Still, even the most astute leadership isn't enough in such a competitive market, Canaccord Adams analyst Peter Misek said.

"It takes distribution, it takes cash, it takes luck. It takes a lot of things, and if all those things don't click your probability of success is low," he said.

It also takes time. And Palm wasted it during many years of corporate restructuring, according to Donna Dubinsky, a former Palm CEO and board member.

Dubinsky and Jeff Hawkins founded Palm in 1992, and in 1995 it was bought by U.S. Robotics, a modem maker that was acquired by 3Com Corp. in 1997. Palm spun off as its own company in 2000, two years after Dubinsky and Hawkins left to form a rival startup, Handspring, that made influential early smart phones. In 2003, Palm acquired Handspring and spun off PalmSource, which made the PalmOS handheld computing software, as an independently traded company. PalmSource was bought by Japan's Access Co. in 2005.

Dubinsky said all the shuffling took "critical resources and attention from product development." And even though it happened years ago, she called the decision to spin off PalmOS a "huge strategic error."

"As RIM, Apple and Palm all have demonstrated, these devices need to be highly integrated hardware and software developments in order to optimize the user experience," Dubinsky wrote in an e-mail to The Associated Press. "When Palm no longer could advance the OS, and had to create a new one, it lost several years."

So what will happen to Palm now?

Misek thinks the company could keep spending its cash — it had $590 million at the end of its most recently reported quarter — and run out of gas in a year or two.

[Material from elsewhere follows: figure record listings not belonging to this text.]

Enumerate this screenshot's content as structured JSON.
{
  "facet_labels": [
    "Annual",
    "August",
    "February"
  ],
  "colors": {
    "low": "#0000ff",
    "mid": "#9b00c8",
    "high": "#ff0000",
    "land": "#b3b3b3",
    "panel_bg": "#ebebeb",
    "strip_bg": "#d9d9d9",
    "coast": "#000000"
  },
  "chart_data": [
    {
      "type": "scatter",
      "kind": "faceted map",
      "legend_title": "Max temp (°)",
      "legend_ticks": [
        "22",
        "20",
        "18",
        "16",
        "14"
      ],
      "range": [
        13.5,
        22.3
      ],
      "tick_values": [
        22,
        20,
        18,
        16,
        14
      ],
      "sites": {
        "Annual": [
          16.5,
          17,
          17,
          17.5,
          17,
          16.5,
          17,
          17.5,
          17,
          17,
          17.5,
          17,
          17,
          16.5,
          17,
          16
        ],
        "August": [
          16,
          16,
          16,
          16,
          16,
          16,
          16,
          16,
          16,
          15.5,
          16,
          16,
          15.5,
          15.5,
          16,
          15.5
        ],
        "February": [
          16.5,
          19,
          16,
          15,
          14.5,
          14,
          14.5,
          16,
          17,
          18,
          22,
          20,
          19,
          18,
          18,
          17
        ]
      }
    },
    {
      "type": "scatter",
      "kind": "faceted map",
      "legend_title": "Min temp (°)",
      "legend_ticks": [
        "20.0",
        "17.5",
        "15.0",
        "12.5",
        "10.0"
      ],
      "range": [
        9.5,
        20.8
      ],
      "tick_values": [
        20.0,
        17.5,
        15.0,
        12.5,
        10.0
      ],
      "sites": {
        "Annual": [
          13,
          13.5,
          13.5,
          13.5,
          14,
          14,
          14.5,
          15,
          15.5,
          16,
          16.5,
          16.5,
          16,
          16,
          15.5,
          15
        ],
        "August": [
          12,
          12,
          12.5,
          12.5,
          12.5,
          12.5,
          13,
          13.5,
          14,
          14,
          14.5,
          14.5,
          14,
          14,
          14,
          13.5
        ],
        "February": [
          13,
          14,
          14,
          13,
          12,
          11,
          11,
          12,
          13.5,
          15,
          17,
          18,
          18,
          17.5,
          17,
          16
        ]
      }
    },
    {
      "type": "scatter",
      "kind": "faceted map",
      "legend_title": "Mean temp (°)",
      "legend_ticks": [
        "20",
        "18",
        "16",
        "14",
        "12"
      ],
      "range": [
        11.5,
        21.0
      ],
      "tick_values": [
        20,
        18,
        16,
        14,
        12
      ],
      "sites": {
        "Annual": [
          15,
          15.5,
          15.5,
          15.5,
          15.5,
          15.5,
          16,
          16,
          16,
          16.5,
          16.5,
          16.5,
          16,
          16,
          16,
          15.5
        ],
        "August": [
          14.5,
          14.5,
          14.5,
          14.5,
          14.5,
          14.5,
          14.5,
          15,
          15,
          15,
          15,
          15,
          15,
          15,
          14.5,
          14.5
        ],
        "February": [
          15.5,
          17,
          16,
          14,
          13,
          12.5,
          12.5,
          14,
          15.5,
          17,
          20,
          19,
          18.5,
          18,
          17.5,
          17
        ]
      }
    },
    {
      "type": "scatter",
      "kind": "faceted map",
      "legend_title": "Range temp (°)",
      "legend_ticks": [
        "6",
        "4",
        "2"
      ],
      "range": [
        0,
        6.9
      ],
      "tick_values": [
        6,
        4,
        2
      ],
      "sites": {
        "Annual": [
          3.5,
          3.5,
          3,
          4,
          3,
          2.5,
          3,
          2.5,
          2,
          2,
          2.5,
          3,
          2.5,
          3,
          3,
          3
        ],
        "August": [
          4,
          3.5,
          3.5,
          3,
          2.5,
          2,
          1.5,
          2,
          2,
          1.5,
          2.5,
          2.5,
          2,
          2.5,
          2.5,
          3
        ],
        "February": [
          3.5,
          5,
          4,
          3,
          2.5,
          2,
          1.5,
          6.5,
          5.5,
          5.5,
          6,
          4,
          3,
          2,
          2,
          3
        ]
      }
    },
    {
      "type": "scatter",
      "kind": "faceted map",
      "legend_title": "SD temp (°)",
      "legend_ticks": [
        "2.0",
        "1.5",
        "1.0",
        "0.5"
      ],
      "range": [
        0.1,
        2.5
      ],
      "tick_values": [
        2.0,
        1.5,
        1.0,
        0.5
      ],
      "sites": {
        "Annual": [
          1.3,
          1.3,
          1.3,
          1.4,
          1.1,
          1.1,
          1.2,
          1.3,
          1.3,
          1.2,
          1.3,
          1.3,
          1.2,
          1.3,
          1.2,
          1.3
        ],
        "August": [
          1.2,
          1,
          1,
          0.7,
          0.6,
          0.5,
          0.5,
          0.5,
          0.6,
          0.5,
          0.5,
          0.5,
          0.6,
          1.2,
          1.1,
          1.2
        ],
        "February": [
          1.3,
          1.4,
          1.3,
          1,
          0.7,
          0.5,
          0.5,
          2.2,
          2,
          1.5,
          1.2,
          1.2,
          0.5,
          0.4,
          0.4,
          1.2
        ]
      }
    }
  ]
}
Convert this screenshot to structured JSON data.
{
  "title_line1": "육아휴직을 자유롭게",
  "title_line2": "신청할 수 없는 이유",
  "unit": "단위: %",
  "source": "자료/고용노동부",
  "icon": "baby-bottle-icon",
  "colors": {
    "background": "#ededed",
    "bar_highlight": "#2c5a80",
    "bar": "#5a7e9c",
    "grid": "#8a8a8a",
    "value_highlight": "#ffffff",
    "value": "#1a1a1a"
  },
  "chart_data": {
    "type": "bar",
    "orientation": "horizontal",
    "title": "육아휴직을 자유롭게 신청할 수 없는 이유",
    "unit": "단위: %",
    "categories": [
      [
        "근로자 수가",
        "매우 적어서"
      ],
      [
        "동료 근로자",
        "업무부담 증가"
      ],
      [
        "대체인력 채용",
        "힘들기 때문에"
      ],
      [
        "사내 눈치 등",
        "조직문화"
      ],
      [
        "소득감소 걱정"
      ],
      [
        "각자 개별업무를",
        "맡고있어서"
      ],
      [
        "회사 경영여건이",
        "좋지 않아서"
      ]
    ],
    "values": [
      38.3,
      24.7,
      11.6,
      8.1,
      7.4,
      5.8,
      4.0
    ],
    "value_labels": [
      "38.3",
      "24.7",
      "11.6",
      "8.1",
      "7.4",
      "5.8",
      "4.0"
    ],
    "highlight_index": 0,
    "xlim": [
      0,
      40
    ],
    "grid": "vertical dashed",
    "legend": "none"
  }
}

Or, it could try to conserve funds and angle to be bought out. But Misek thinks a buyer could be dissuaded by the year or two it might take to get webOS working on new phones.

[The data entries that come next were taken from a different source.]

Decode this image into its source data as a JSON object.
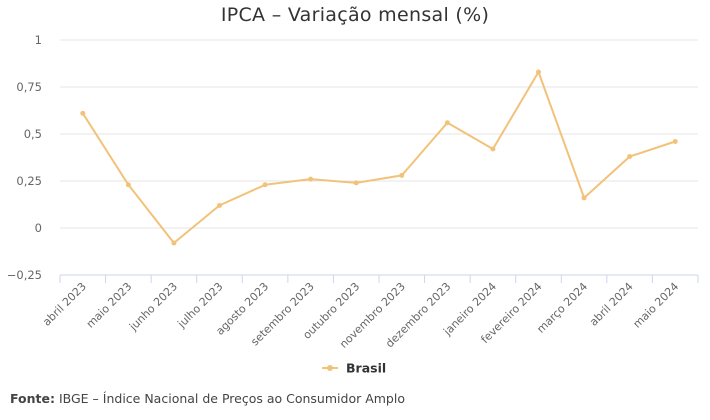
{
  "chart_data": {
    "type": "line",
    "title": "IPCA – Variação mensal (%)",
    "categories": [
      "abril 2023",
      "maio 2023",
      "junho 2023",
      "julho 2023",
      "agosto 2023",
      "setembro 2023",
      "outubro 2023",
      "novembro 2023",
      "dezembro 2023",
      "janeiro 2024",
      "fevereiro 2024",
      "março 2024",
      "abril 2024",
      "maio 2024"
    ],
    "series": [
      {
        "name": "Brasil",
        "values": [
          0.61,
          0.23,
          -0.08,
          0.12,
          0.23,
          0.26,
          0.24,
          0.28,
          0.56,
          0.42,
          0.83,
          0.16,
          0.38,
          0.46
        ]
      }
    ],
    "ylim": [
      -0.25,
      1
    ],
    "yticks": [
      -0.25,
      0,
      0.25,
      0.5,
      0.75,
      1
    ],
    "ytick_labels": [
      "−0,25",
      "0",
      "0,25",
      "0,5",
      "0,75",
      "1"
    ],
    "grid": true,
    "legend_position": "bottom",
    "line_color": "#f2c27a"
  },
  "source": {
    "label": "Fonte:",
    "text": " IBGE – Índice Nacional de Preços ao Consumidor Amplo"
  }
}
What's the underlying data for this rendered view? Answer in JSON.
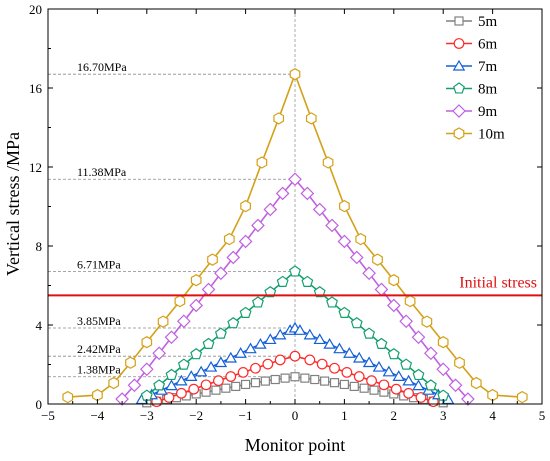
{
  "chart_data": {
    "type": "line",
    "title": "",
    "xlabel": "Monitor point",
    "ylabel": "Vertical stress /MPa",
    "xlim": [
      -5,
      5
    ],
    "ylim": [
      0,
      20
    ],
    "x_ticks": [
      -5,
      -4,
      -3,
      -2,
      -1,
      0,
      1,
      2,
      3,
      4,
      5
    ],
    "y_ticks": [
      0,
      4,
      8,
      12,
      16,
      20
    ],
    "grid": false,
    "legend_position": "top-right",
    "series": [
      {
        "name": "5m",
        "color": "#808080",
        "marker": "square",
        "peak": 1.38,
        "half_width": 3.2,
        "x": [
          -3,
          -2.8,
          -2.6,
          -2.4,
          -2.2,
          -2,
          -1.8,
          -1.6,
          -1.4,
          -1.2,
          -1,
          -0.8,
          -0.6,
          -0.4,
          -0.2,
          0,
          0.2,
          0.4,
          0.6,
          0.8,
          1,
          1.2,
          1.4,
          1.6,
          1.8,
          2,
          2.2,
          2.4,
          2.6,
          2.8,
          3
        ],
        "values": [
          0.06,
          0.14,
          0.23,
          0.32,
          0.41,
          0.51,
          0.6,
          0.7,
          0.8,
          0.89,
          0.99,
          1.08,
          1.16,
          1.24,
          1.31,
          1.38,
          1.31,
          1.24,
          1.16,
          1.08,
          0.99,
          0.89,
          0.8,
          0.7,
          0.6,
          0.51,
          0.41,
          0.32,
          0.23,
          0.14,
          0.06
        ]
      },
      {
        "name": "6m",
        "color": "#ff2a2a",
        "marker": "circle",
        "peak": 2.42,
        "half_width": 3.0,
        "x": [
          -2.8,
          -2.55,
          -2.3,
          -2.05,
          -1.8,
          -1.55,
          -1.3,
          -1.05,
          -0.8,
          -0.55,
          -0.3,
          0,
          0.3,
          0.55,
          0.8,
          1.05,
          1.3,
          1.55,
          1.8,
          2.05,
          2.3,
          2.55,
          2.8
        ],
        "values": [
          0.12,
          0.33,
          0.54,
          0.75,
          0.97,
          1.18,
          1.39,
          1.6,
          1.81,
          2.02,
          2.23,
          2.42,
          2.23,
          2.02,
          1.81,
          1.6,
          1.39,
          1.18,
          0.97,
          0.75,
          0.54,
          0.33,
          0.12
        ]
      },
      {
        "name": "7m",
        "color": "#1560d8",
        "marker": "triangle",
        "peak": 3.85,
        "half_width": 3.3,
        "x": [
          -3.1,
          -2.9,
          -2.7,
          -2.5,
          -2.3,
          -2.1,
          -1.9,
          -1.7,
          -1.5,
          -1.3,
          -1.1,
          -0.9,
          -0.7,
          -0.5,
          -0.3,
          -0.1,
          0,
          0.1,
          0.3,
          0.5,
          0.7,
          0.9,
          1.1,
          1.3,
          1.5,
          1.7,
          1.9,
          2.1,
          2.3,
          2.5,
          2.7,
          2.9,
          3.1
        ],
        "values": [
          0.23,
          0.47,
          0.7,
          0.93,
          1.17,
          1.4,
          1.63,
          1.87,
          2.1,
          2.33,
          2.57,
          2.8,
          3.03,
          3.27,
          3.5,
          3.73,
          3.85,
          3.73,
          3.5,
          3.27,
          3.03,
          2.8,
          2.57,
          2.33,
          2.1,
          1.87,
          1.63,
          1.4,
          1.17,
          0.93,
          0.7,
          0.47,
          0.23
        ]
      },
      {
        "name": "8m",
        "color": "#14a06e",
        "marker": "pentagon",
        "peak": 6.71,
        "half_width": 3.2,
        "x": [
          -3.0,
          -2.75,
          -2.5,
          -2.25,
          -2.0,
          -1.75,
          -1.5,
          -1.25,
          -1.0,
          -0.75,
          -0.5,
          -0.25,
          0,
          0.25,
          0.5,
          0.75,
          1.0,
          1.25,
          1.5,
          1.75,
          2.0,
          2.25,
          2.5,
          2.75,
          3.0
        ],
        "values": [
          0.42,
          0.94,
          1.47,
          1.99,
          2.52,
          3.04,
          3.56,
          4.09,
          4.61,
          5.14,
          5.66,
          6.18,
          6.71,
          6.18,
          5.66,
          5.14,
          4.61,
          4.09,
          3.56,
          3.04,
          2.52,
          1.99,
          1.47,
          0.94,
          0.42
        ]
      },
      {
        "name": "9m",
        "color": "#c060e0",
        "marker": "diamond",
        "peak": 11.38,
        "half_width": 3.5,
        "x": [
          -3.5,
          -3.25,
          -3.0,
          -2.75,
          -2.5,
          -2.25,
          -2.0,
          -1.75,
          -1.5,
          -1.25,
          -1.0,
          -0.75,
          -0.5,
          -0.25,
          0,
          0.25,
          0.5,
          0.75,
          1.0,
          1.25,
          1.5,
          1.75,
          2.0,
          2.25,
          2.5,
          2.75,
          3.0,
          3.25,
          3.5
        ],
        "values": [
          0.25,
          0.95,
          1.76,
          2.57,
          3.38,
          4.19,
          4.99,
          5.8,
          6.62,
          7.42,
          8.23,
          9.04,
          9.85,
          10.66,
          11.38,
          10.66,
          9.85,
          9.04,
          8.23,
          7.42,
          6.62,
          5.8,
          4.99,
          4.19,
          3.38,
          2.57,
          1.76,
          0.95,
          0.25
        ]
      },
      {
        "name": "10m",
        "color": "#d4a017",
        "marker": "hexagon",
        "peak": 16.7,
        "half_width": 4.0,
        "x": [
          -4.6,
          -4.0,
          -3.67,
          -3.33,
          -3.0,
          -2.67,
          -2.33,
          -2.0,
          -1.67,
          -1.33,
          -1.0,
          -0.67,
          -0.33,
          0,
          0.33,
          0.67,
          1.0,
          1.33,
          1.67,
          2.0,
          2.33,
          2.67,
          3.0,
          3.33,
          3.67,
          4.0,
          4.6
        ],
        "values": [
          0.35,
          0.45,
          1.06,
          2.09,
          3.13,
          4.17,
          5.21,
          6.27,
          7.31,
          8.35,
          10.02,
          12.23,
          14.46,
          16.7,
          14.46,
          12.23,
          10.02,
          8.35,
          7.31,
          6.27,
          5.21,
          4.17,
          3.13,
          2.09,
          1.06,
          0.45,
          0.35
        ]
      }
    ],
    "reference_line": {
      "label": "Initial stress",
      "value": 5.5,
      "color": "#e01010"
    },
    "annotations": [
      {
        "text": "16.70MPa",
        "value": 16.7
      },
      {
        "text": "11.38MPa",
        "value": 11.38
      },
      {
        "text": "6.71MPa",
        "value": 6.71
      },
      {
        "text": "3.85MPa",
        "value": 3.85
      },
      {
        "text": "2.42MPa",
        "value": 2.42
      },
      {
        "text": "1.38MPa",
        "value": 1.38
      }
    ]
  }
}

Kaufman Bros. analyst Shaw Wu thinks Palm could be purchased in the next year by a company such as Motorola or Dell Inc. That would give those companies their own smart-phone software rather than making them rely on software found on many kinds of devices.

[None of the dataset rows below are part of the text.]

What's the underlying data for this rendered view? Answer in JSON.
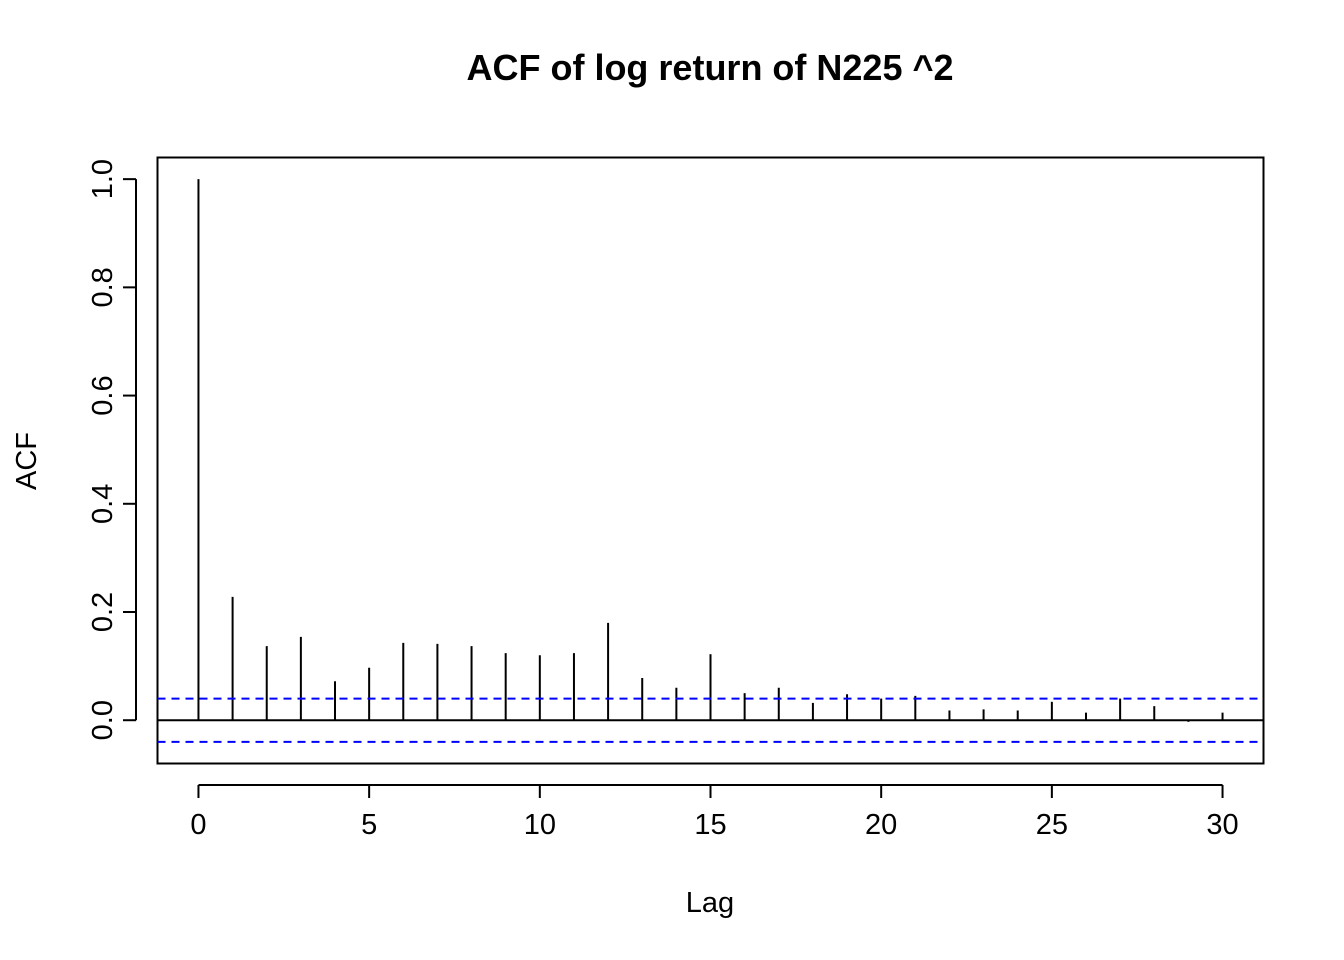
{
  "chart_data": {
    "type": "bar",
    "title": "ACF of log return of N225 ^2",
    "xlabel": "Lag",
    "ylabel": "ACF",
    "xlim": [
      -1.2,
      31.2
    ],
    "ylim": [
      -0.08,
      1.04
    ],
    "x_ticks": [
      0,
      5,
      10,
      15,
      20,
      25,
      30
    ],
    "x_tick_labels": [
      "0",
      "5",
      "10",
      "15",
      "20",
      "25",
      "30"
    ],
    "y_ticks": [
      0.0,
      0.2,
      0.4,
      0.6,
      0.8,
      1.0
    ],
    "y_tick_labels": [
      "0.0",
      "0.2",
      "0.4",
      "0.6",
      "0.8",
      "1.0"
    ],
    "lags": [
      0,
      1,
      2,
      3,
      4,
      5,
      6,
      7,
      8,
      9,
      10,
      11,
      12,
      13,
      14,
      15,
      16,
      17,
      18,
      19,
      20,
      21,
      22,
      23,
      24,
      25,
      26,
      27,
      28,
      29,
      30
    ],
    "acf": [
      1.0,
      0.228,
      0.137,
      0.154,
      0.072,
      0.097,
      0.143,
      0.141,
      0.137,
      0.124,
      0.12,
      0.124,
      0.18,
      0.078,
      0.06,
      0.122,
      0.05,
      0.06,
      0.032,
      0.048,
      0.04,
      0.045,
      0.018,
      0.02,
      0.018,
      0.034,
      0.014,
      0.04,
      0.026,
      -0.003,
      0.014
    ],
    "confidence_bound": 0.04,
    "confidence_color": "#0000ff",
    "grid": false,
    "legend": false
  }
}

In fact, Wu said, Palm's best asset is its intellectual property. Palm has patents on its own style of the touch-screen technology that Apple popularized and is now suing phone maker HTC Corp. over.

Ultimately, Wu thinks the smart phone market will look like the PC market, which was crowded with competition early on but eventually produced a short list of winners and a bevy of losers.

"Palm's almost on that list of losers," he said.